Iterators Must Go
Steven Schveighoffer
schveiguy at yahoo.com
Mon May 11 04:13:29 PDT 2009
On Sat, 09 May 2009 22:10:22 -0400, Rainer Deyke <rainerd at eldwood.com>
wrote:
> dsimcha wrote:
>> == Quote from Rainer Deyke (rainerd at eldwood.com)'s article
>>> Although I like ranges, it looks to me like there are a couple of
>>> operations that would difficult to implement without iterators or some
>>> other way to specify a specific position in a range.
>>> Finding and erasing an element:
>>> list.erase(find(list.begin(), list.end(), e));
>>
>> What's wrong with this? Since list owns its range representation, it
>> can know the
>> implementation details. For a linked list, this will probably be just
>> a pair of
>> pointers under the hood anyhow. In other words, it's internally still
>> an
>> iterator, just prettier looking.
>
> The following is semantically incorrect:
> r = find(list, e)
> list.erase(r)
>
> 'find' advances only the front of the range to the found element.

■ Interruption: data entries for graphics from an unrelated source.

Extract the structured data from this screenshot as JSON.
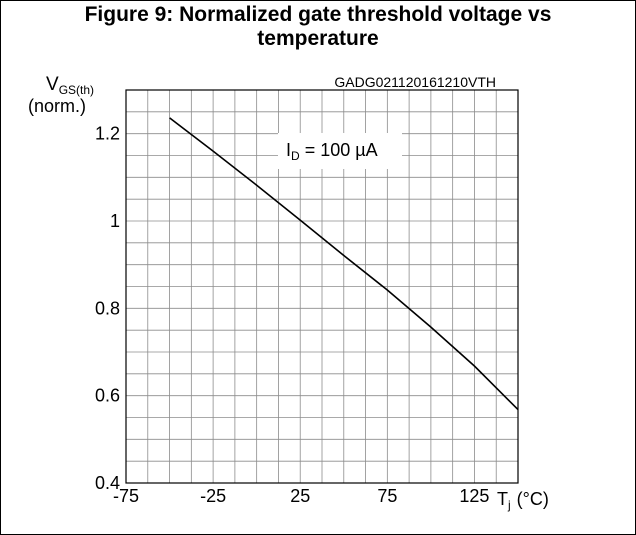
{
  "figure": {
    "title_line1": "Figure 9: Normalized gate threshold voltage vs",
    "title_line2": "temperature"
  },
  "chart_data": {
    "type": "line",
    "title": "Figure 9: Normalized gate threshold voltage vs temperature",
    "code": "GADG021120161210VTH",
    "ylabel": {
      "main": "V",
      "sub": "GS(th)",
      "unit": "(norm.)"
    },
    "xlabel": {
      "main": "T",
      "sub": "j",
      "unit": "(°C)"
    },
    "annotation": {
      "main": "I",
      "sub": "D",
      "rest": " = 100 µA"
    },
    "xlim": [
      -75,
      150
    ],
    "ylim": [
      0.4,
      1.3
    ],
    "x_ticks": [
      -75,
      -25,
      25,
      75,
      125
    ],
    "y_ticks": [
      0.4,
      0.6,
      0.8,
      1,
      1.2
    ],
    "x_tick_labels": [
      "-75",
      "-25",
      "25",
      "75",
      "125"
    ],
    "y_tick_labels": [
      "0.4",
      "0.6",
      "0.8",
      "1",
      "1.2"
    ],
    "grid": true,
    "series": [
      {
        "x": [
          -50,
          -25,
          0,
          25,
          50,
          75,
          100,
          125,
          150
        ],
        "y": [
          1.236,
          1.16,
          1.082,
          1.002,
          0.921,
          0.842,
          0.757,
          0.668,
          0.568
        ]
      }
    ]
  }
}
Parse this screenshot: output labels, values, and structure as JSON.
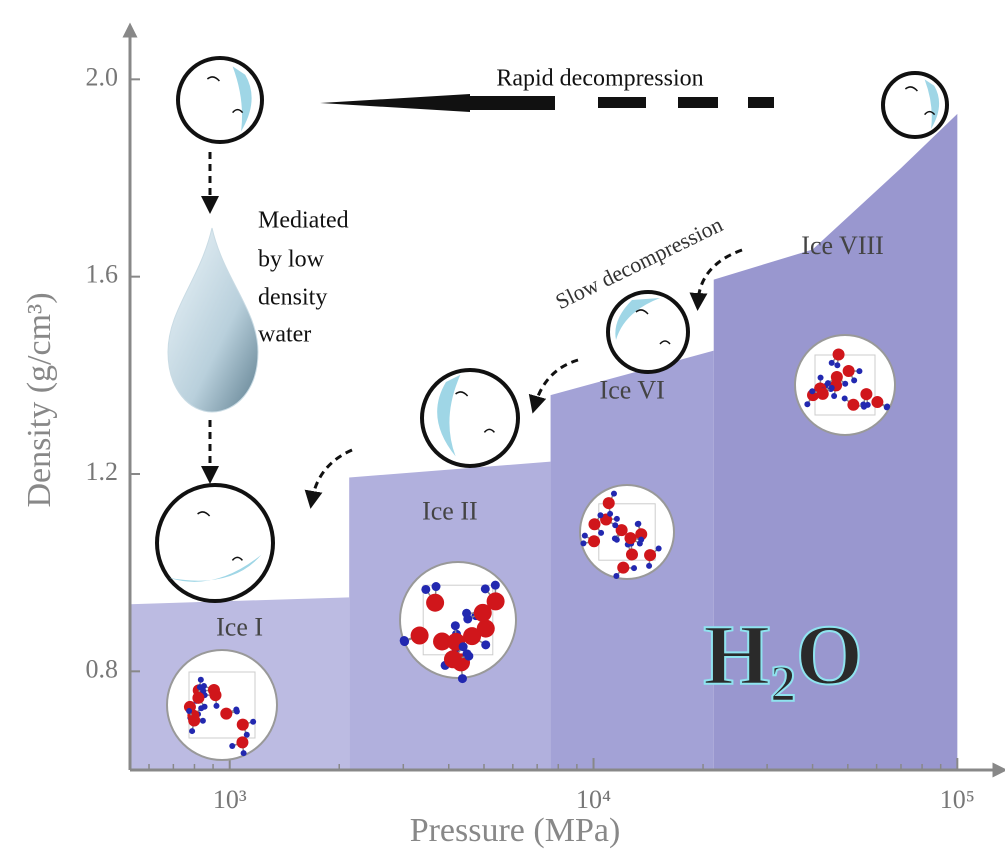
{
  "chart_data": {
    "type": "area",
    "x_label": "Pressure (MPa)",
    "y_label": "Density (g/cm³)",
    "xscale": "log",
    "xlim": [
      532,
      131000
    ],
    "ylim": [
      0.6,
      2.1
    ],
    "xticks": [
      {
        "value": 1000,
        "label": "10³"
      },
      {
        "value": 10000,
        "label": "10⁴"
      },
      {
        "value": 100000,
        "label": "10⁵"
      }
    ],
    "xminorticks": [
      600,
      700,
      800,
      900,
      2000,
      3000,
      4000,
      5000,
      6000,
      7000,
      8000,
      9000,
      20000,
      30000,
      40000,
      50000,
      60000,
      70000,
      80000,
      90000
    ],
    "yticks": [
      {
        "value": 2.0,
        "label": "2.0"
      },
      1.6,
      1.2,
      0.8
    ],
    "series": [
      {
        "name": "Ice I",
        "color": "#bcbbe2",
        "x": [
          532,
          2130
        ],
        "values": [
          0.936,
          0.95
        ]
      },
      {
        "name": "Ice II",
        "color": "#b1b0dd",
        "x": [
          2130,
          7620
        ],
        "values": [
          1.193,
          1.225
        ]
      },
      {
        "name": "Ice VI",
        "color": "#a3a2d6",
        "x": [
          7620,
          21400
        ],
        "values": [
          1.36,
          1.45
        ]
      },
      {
        "name": "Ice VIII",
        "color": "#9997cf",
        "x": [
          21400,
          40000,
          70000,
          100000
        ],
        "values": [
          1.594,
          1.655,
          1.82,
          1.93
        ]
      }
    ],
    "annotations": {
      "rapid": "Rapid decompression",
      "slow": "Slow decompression",
      "mediated": [
        "Mediated",
        "by low",
        "density",
        "water"
      ],
      "formula": "H₂O"
    }
  }
}
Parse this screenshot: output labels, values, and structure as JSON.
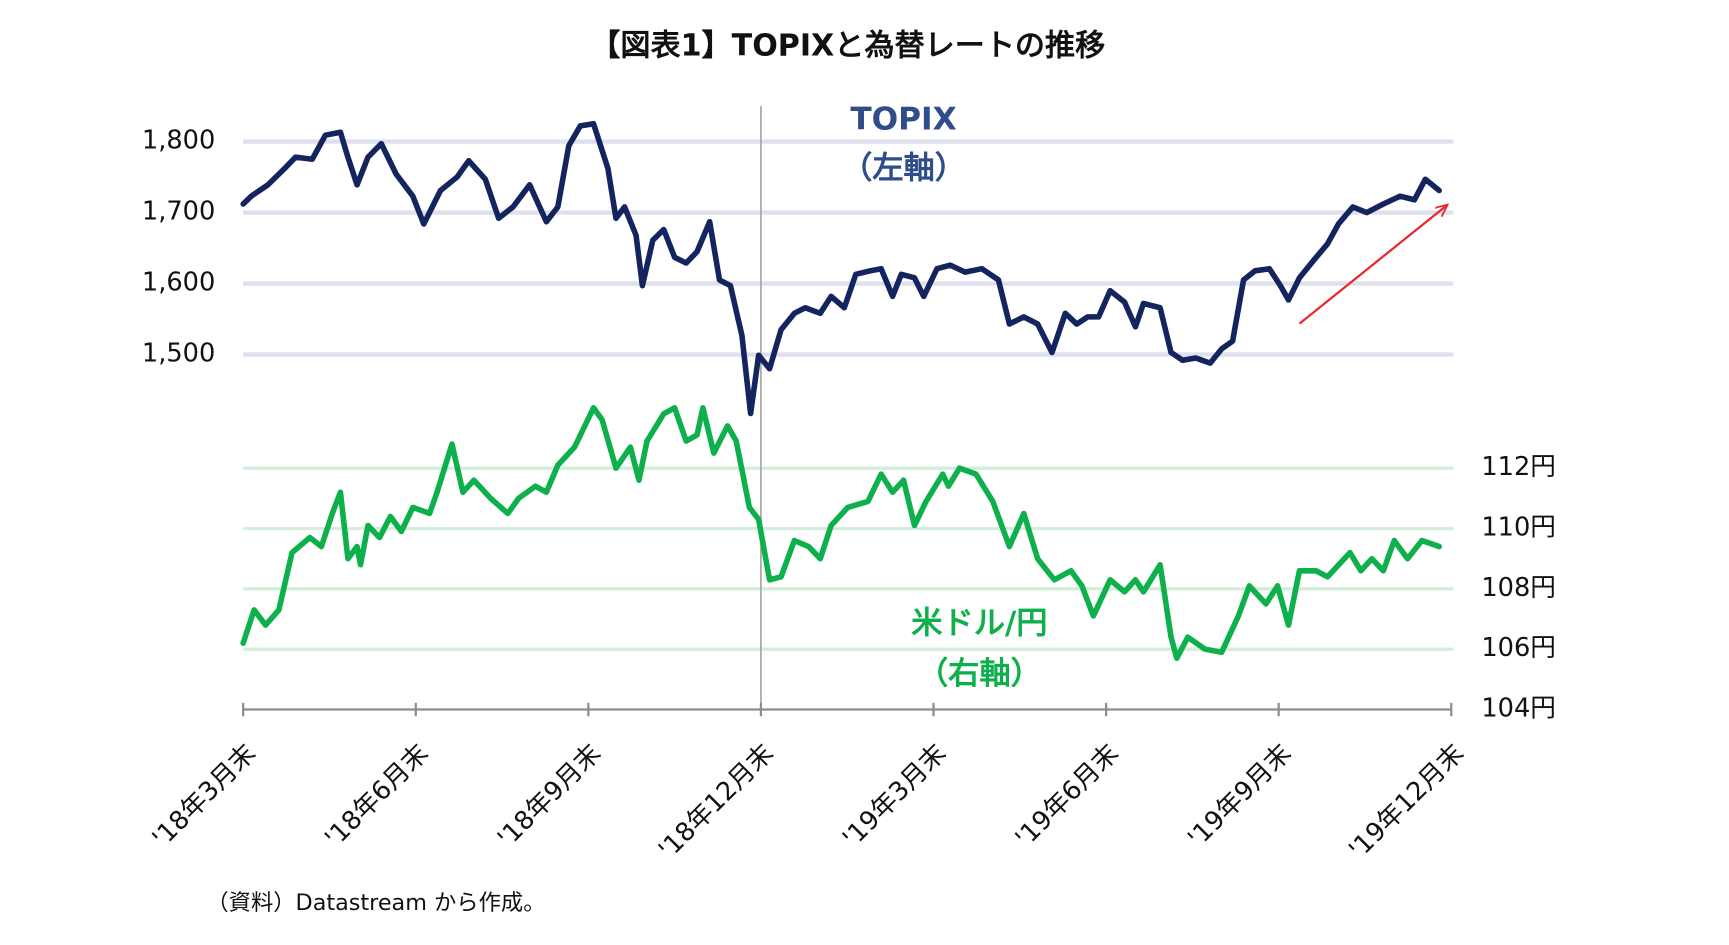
{
  "chart_data": {
    "type": "line",
    "title": "【図表1】TOPIXと為替レートの推移",
    "source": "（資料）Datastream から作成。",
    "annotations": [
      "（左軸）",
      "（右軸）"
    ],
    "xlim": [
      0,
      21
    ],
    "xticks": [
      {
        "value": 0,
        "label": "'18年3月末"
      },
      {
        "value": 3,
        "label": "'18年6月末"
      },
      {
        "value": 6,
        "label": "'18年9月末"
      },
      {
        "value": 9,
        "label": "'18年12月末"
      },
      {
        "value": 12,
        "label": "'19年3月末"
      },
      {
        "value": 15,
        "label": "'19年6月末"
      },
      {
        "value": 18,
        "label": "'19年9月末"
      },
      {
        "value": 21,
        "label": "'19年12月末"
      }
    ],
    "ylim": [
      1000,
      1850
    ],
    "yticks": [
      {
        "value": 1500,
        "label": "1,500"
      },
      {
        "value": 1600,
        "label": "1,600"
      },
      {
        "value": 1700,
        "label": "1,700"
      },
      {
        "value": 1800,
        "label": "1,800"
      }
    ],
    "y2lim": [
      104,
      124
    ],
    "y2ticks": [
      {
        "value": 104,
        "label": "104円"
      },
      {
        "value": 106,
        "label": "106円"
      },
      {
        "value": 108,
        "label": "108円"
      },
      {
        "value": 110,
        "label": "110円"
      },
      {
        "value": 112,
        "label": "112円"
      }
    ],
    "grid": true,
    "series": [
      {
        "name": "TOPIX",
        "color": "#14245f",
        "axis": "y",
        "x": [
          0,
          0.14,
          0.43,
          0.72,
          0.91,
          1.2,
          1.43,
          1.69,
          1.82,
          1.98,
          2.17,
          2.4,
          2.66,
          2.95,
          3.14,
          3.43,
          3.72,
          3.92,
          4.21,
          4.44,
          4.69,
          4.98,
          5.27,
          5.47,
          5.66,
          5.86,
          6.09,
          6.34,
          6.48,
          6.63,
          6.83,
          6.94,
          7.12,
          7.31,
          7.5,
          7.7,
          7.89,
          8.11,
          8.28,
          8.47,
          8.67,
          8.82,
          8.96,
          9.15,
          9.35,
          9.58,
          9.77,
          10.03,
          10.22,
          10.45,
          10.65,
          10.9,
          11.09,
          11.29,
          11.44,
          11.67,
          11.83,
          12.06,
          12.29,
          12.55,
          12.84,
          13.13,
          13.32,
          13.57,
          13.81,
          14.06,
          14.29,
          14.49,
          14.68,
          14.87,
          15.07,
          15.32,
          15.51,
          15.65,
          15.94,
          16.13,
          16.33,
          16.56,
          16.81,
          17.01,
          17.2,
          17.39,
          17.59,
          17.84,
          18.03,
          18.17,
          18.36,
          18.62,
          18.85,
          19.04,
          19.29,
          19.53,
          19.82,
          20.11,
          20.36,
          20.55,
          20.79
        ],
        "values": [
          1712,
          1723,
          1739,
          1762,
          1778,
          1775,
          1809,
          1813,
          1778,
          1739,
          1778,
          1797,
          1754,
          1723,
          1684,
          1731,
          1750,
          1773,
          1747,
          1692,
          1708,
          1739,
          1687,
          1708,
          1794,
          1822,
          1825,
          1762,
          1692,
          1708,
          1668,
          1597,
          1661,
          1676,
          1637,
          1629,
          1645,
          1687,
          1605,
          1597,
          1527,
          1417,
          1499,
          1480,
          1535,
          1558,
          1566,
          1558,
          1582,
          1566,
          1613,
          1618,
          1621,
          1582,
          1613,
          1608,
          1582,
          1621,
          1626,
          1616,
          1621,
          1605,
          1543,
          1553,
          1543,
          1503,
          1558,
          1543,
          1553,
          1553,
          1590,
          1574,
          1539,
          1572,
          1566,
          1503,
          1492,
          1495,
          1488,
          1508,
          1519,
          1605,
          1618,
          1621,
          1597,
          1577,
          1608,
          1634,
          1656,
          1684,
          1708,
          1700,
          1712,
          1723,
          1718,
          1747,
          1731
        ]
      },
      {
        "name": "米ドル/円",
        "color": "#0db04b",
        "axis": "y2",
        "x": [
          0,
          0.19,
          0.39,
          0.62,
          0.85,
          1.16,
          1.36,
          1.55,
          1.69,
          1.82,
          1.98,
          2.04,
          2.17,
          2.37,
          2.56,
          2.75,
          2.95,
          3.24,
          3.37,
          3.63,
          3.82,
          4.01,
          4.3,
          4.6,
          4.79,
          5.08,
          5.27,
          5.47,
          5.76,
          6.09,
          6.24,
          6.48,
          6.73,
          6.88,
          7.02,
          7.31,
          7.5,
          7.7,
          7.89,
          7.99,
          8.18,
          8.42,
          8.57,
          8.8,
          8.96,
          9.15,
          9.35,
          9.58,
          9.83,
          10.03,
          10.22,
          10.51,
          10.86,
          11.09,
          11.29,
          11.48,
          11.67,
          11.87,
          12.16,
          12.26,
          12.45,
          12.74,
          13.03,
          13.32,
          13.57,
          13.81,
          14.1,
          14.39,
          14.58,
          14.78,
          15.07,
          15.32,
          15.51,
          15.65,
          15.94,
          16.13,
          16.23,
          16.42,
          16.72,
          17.01,
          17.3,
          17.49,
          17.78,
          17.98,
          18.17,
          18.36,
          18.65,
          18.85,
          19.24,
          19.43,
          19.62,
          19.82,
          20.01,
          20.24,
          20.49,
          20.79
        ],
        "values": [
          106.2,
          107.3,
          106.8,
          107.3,
          109.2,
          109.7,
          109.4,
          110.5,
          111.2,
          109.0,
          109.4,
          108.8,
          110.1,
          109.7,
          110.4,
          109.9,
          110.7,
          110.5,
          111.2,
          112.8,
          111.2,
          111.6,
          111.0,
          110.5,
          111.0,
          111.4,
          111.2,
          112.1,
          112.7,
          114.0,
          113.6,
          112.0,
          112.7,
          111.6,
          112.9,
          113.8,
          114.0,
          112.9,
          113.1,
          114.0,
          112.5,
          113.4,
          112.9,
          110.7,
          110.3,
          108.3,
          108.4,
          109.6,
          109.4,
          109.0,
          110.1,
          110.7,
          110.9,
          111.8,
          111.2,
          111.6,
          110.1,
          110.9,
          111.8,
          111.4,
          112.0,
          111.8,
          110.9,
          109.4,
          110.5,
          109.0,
          108.3,
          108.6,
          108.1,
          107.1,
          108.3,
          107.9,
          108.3,
          107.9,
          108.8,
          106.4,
          105.7,
          106.4,
          106.0,
          105.9,
          107.1,
          108.1,
          107.5,
          108.1,
          106.8,
          108.6,
          108.6,
          108.4,
          109.2,
          108.6,
          109.0,
          108.6,
          109.6,
          109.0,
          109.6,
          109.4
        ]
      }
    ]
  }
}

> Therefore 'r' is the range of all elements starting with the found
> element, but also including all elements after that.
>
> I would expect 'list.erase(range)' to erase all elements in the range.
> However, in this case I only want to erase a single element. This could
> still be expressed with ranges, but it would require a different
> function. For example:
> find(list, e).eraseFront()
> Or:
> list.eraseFrontOf(find(list, e))
> Or:
> list.eraseOne(find(list, e))
> Or:
> list.findAndErase(e)
> Or:
> list.erase(take(1, find(list, e)))
I think Andrei's plans are for this last one. You can srhink a range, so
use the range primitives to srhink it to a 1-element range, then call
erase.
>>> Splitting a container on a position:
>>> iter = find(list.begin(), list.end(), e);
>>> do_something_with(list.begin(), iter);
>>> do_something_else_with(iter, list.end());
From what I remember from the earlier discussions, Andrei's plan is for
you to be able to subrange a range. So for example, you have 2 ranges
that overlap, return a range that is the intersection or complement.
I don't have huge issues with that solution, but I would point out that
you now are depending on the developer to ensure the ranges do in fact
overlap. Of course, I could be wrong with my assumption (about Andrei's
intent), maybe he has a better solution.